It was one of those lucid moments, a tender memory shared.
Linda Cielinski was visiting with her aging father, Raymond LaFave, a couple of years ago on Veterans Day. LaFave, now 91 and living at the Veterans Home, has been juggling memory-loss issues for years.
"Then out of the blue," she said, "Hilda Moses came up."
Her father recalled growing up in north Minneapolis in a diverse neighborhood where white and black, Scandinavian and Jew, lived side by side in something near harmony.
Ray told his daughter about a girl named Hilda Moses who lived in a flat across the street — a schoolmate of his late sister, Esther, at the Basilica of St. Mary in Minneapolis.
"Dad just said she would come over and sing in their living room with Esther," Cielinski said. "Out of this long ago time was this sweet, dear memory of a pretty black girl singing in his living room with his much loved and missed sister."

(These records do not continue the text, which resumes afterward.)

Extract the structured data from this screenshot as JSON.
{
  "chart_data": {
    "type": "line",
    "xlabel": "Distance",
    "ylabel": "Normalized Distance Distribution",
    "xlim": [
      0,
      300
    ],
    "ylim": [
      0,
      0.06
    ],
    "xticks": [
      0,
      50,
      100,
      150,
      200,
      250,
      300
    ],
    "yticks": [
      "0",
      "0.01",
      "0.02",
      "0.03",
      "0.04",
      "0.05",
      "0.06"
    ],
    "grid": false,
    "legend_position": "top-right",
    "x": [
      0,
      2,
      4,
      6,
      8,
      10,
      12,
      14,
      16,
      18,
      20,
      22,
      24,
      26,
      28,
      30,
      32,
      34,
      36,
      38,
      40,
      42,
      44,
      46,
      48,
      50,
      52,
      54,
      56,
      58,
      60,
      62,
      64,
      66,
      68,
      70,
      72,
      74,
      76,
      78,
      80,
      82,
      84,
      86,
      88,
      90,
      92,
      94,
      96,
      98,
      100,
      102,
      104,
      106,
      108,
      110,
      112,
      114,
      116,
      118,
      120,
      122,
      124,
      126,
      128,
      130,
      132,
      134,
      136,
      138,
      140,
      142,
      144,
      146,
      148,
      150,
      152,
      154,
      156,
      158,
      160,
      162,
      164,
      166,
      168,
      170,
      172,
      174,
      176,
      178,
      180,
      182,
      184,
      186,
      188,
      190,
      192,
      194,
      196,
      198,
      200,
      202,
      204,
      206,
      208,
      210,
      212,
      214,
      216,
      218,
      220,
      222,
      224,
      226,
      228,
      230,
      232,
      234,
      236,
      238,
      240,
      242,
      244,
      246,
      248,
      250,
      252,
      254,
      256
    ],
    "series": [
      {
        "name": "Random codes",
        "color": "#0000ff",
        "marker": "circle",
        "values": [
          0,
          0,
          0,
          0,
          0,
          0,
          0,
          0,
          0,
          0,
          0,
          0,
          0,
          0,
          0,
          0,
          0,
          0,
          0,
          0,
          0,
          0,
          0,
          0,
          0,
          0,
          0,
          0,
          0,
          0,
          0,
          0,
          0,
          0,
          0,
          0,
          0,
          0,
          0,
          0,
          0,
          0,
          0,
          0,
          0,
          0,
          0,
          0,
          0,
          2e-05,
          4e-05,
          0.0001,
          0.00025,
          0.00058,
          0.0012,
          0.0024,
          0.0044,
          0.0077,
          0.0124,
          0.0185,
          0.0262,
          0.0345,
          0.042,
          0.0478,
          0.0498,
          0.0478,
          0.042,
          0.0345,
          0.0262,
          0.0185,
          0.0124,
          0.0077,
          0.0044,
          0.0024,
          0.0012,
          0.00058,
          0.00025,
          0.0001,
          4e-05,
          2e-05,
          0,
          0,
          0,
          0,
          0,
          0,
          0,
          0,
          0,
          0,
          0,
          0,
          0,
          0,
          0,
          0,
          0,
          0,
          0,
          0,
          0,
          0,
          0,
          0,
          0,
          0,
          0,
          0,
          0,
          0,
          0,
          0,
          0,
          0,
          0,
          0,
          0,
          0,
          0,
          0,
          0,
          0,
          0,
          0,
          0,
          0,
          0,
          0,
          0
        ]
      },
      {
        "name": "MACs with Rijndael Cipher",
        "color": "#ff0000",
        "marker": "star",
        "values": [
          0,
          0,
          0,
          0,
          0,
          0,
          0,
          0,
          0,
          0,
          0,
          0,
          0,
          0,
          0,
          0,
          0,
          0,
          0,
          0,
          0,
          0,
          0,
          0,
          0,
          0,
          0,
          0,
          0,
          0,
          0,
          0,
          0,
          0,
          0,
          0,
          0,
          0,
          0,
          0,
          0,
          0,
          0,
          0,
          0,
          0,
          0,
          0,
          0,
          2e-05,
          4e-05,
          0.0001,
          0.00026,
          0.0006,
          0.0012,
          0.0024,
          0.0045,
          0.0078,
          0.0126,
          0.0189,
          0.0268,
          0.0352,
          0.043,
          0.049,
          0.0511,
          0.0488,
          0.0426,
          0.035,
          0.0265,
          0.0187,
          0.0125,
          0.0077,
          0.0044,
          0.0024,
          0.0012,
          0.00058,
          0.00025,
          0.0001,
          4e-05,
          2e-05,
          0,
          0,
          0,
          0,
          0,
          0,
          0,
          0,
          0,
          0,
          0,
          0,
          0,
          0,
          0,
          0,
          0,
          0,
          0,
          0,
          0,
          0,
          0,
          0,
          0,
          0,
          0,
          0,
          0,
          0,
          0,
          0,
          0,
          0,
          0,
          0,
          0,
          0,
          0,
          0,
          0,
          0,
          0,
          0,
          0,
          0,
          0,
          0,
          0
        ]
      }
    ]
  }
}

Her dad said something else that autumn day, something about Hilda heading off to Hollywood, which she did, by way of Broadway.
Hilda Moses, one of11 siblings, was born April 15, 1918. Her parents, Emile and Lydia, were devout Catholics. Hilda graduated from St. Margaret's Academy and set her sights on a teaching career. But she came of age during the Depression and money was so tight, she couldn't afford the cost of tuition and books at the University of Minnesota.